Mitigation Steps: (1) Patch immediately: Upgrade to OpenAM 16.1.1 or later. (2) Disable Legacy Liberty: If not actively using Liberty ID-WSF, disable the Liberty Web Services component entirely via configuration or deployment removal. (3) Network isolation: Restrict SOAP endpoint access via firewall/reverse proxy rules—limit to trusted internal callers only; block external/untrusted sources. (4) Interim workaround (pre-patch): Apply a WAF rule or reverse proxy filter to reject unauthenticated POST requests to Liberty Discovery endpoints; require OAuth/SAML bearer tokens. (5) Audit existing stores: Review LDAP/Discovery entries for unexpected modifications during the vulnerability window; restore clean backups if tampering detected.

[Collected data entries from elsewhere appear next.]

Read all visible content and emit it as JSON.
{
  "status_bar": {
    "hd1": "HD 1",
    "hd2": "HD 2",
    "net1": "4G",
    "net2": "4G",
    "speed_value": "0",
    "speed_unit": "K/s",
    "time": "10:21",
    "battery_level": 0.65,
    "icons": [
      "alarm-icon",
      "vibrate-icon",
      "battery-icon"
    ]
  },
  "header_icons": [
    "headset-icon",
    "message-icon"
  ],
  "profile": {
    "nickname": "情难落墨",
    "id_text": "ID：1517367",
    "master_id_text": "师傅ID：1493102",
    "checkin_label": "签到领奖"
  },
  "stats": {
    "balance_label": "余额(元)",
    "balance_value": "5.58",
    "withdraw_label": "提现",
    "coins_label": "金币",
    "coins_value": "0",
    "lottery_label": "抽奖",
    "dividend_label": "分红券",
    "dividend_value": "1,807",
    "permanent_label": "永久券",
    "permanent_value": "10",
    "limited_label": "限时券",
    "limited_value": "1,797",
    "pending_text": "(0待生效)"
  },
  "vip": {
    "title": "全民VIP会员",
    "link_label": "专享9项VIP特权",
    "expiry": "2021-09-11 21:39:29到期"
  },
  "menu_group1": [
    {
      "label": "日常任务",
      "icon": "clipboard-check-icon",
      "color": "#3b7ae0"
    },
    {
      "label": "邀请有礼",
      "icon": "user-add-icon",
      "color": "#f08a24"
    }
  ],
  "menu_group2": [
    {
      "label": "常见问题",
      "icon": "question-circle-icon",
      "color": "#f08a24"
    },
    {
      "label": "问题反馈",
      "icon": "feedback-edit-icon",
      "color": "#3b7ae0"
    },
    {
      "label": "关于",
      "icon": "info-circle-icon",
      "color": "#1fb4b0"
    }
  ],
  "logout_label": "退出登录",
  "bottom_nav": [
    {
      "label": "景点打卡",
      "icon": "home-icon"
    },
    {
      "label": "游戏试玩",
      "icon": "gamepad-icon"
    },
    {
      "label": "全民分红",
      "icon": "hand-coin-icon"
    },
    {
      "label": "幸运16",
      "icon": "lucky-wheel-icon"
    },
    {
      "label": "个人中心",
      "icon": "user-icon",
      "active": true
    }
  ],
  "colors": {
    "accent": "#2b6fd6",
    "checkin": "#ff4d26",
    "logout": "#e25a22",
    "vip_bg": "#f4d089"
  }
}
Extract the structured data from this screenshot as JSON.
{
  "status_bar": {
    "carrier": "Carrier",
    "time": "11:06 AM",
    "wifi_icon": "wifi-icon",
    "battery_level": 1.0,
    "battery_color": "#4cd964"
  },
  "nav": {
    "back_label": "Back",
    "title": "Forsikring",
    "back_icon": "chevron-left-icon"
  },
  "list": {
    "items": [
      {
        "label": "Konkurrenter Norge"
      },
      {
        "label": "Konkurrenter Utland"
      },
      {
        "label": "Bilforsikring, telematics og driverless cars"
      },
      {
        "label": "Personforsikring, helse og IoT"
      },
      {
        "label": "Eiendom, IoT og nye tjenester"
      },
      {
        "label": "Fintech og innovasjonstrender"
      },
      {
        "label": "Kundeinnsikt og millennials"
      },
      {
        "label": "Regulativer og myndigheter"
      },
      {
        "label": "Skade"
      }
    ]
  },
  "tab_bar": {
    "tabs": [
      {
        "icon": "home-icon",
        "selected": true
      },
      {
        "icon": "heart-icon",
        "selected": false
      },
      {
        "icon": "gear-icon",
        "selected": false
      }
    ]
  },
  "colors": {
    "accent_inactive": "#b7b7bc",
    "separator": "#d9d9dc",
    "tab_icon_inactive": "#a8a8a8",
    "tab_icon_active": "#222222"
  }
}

Risk Assessment: Likelihood of exploitation in the wild is moderate-to-high. OpenAM is deployed in many enterprise identity infrastructures; Liberty endpoints are exposed by default, and the vulnerability requires no special capabilities—any attacker with network access can exploit it. The attack is silent (no credentials needed), low-effort, and highly reliable. Threat actors targeting identity infrastructure, insider threats, or opportunistic mass-scanning are plausible vectors. However, impact depends on downstream consumption of manipulated Discovery records. Organizations not using Liberty for active routing or authentication decisions face lower practical risk, though data integrity is still compromised. Organizations that consume Liberty metadata for service discovery or security policies face significant risk of service disruption or authorization bypass.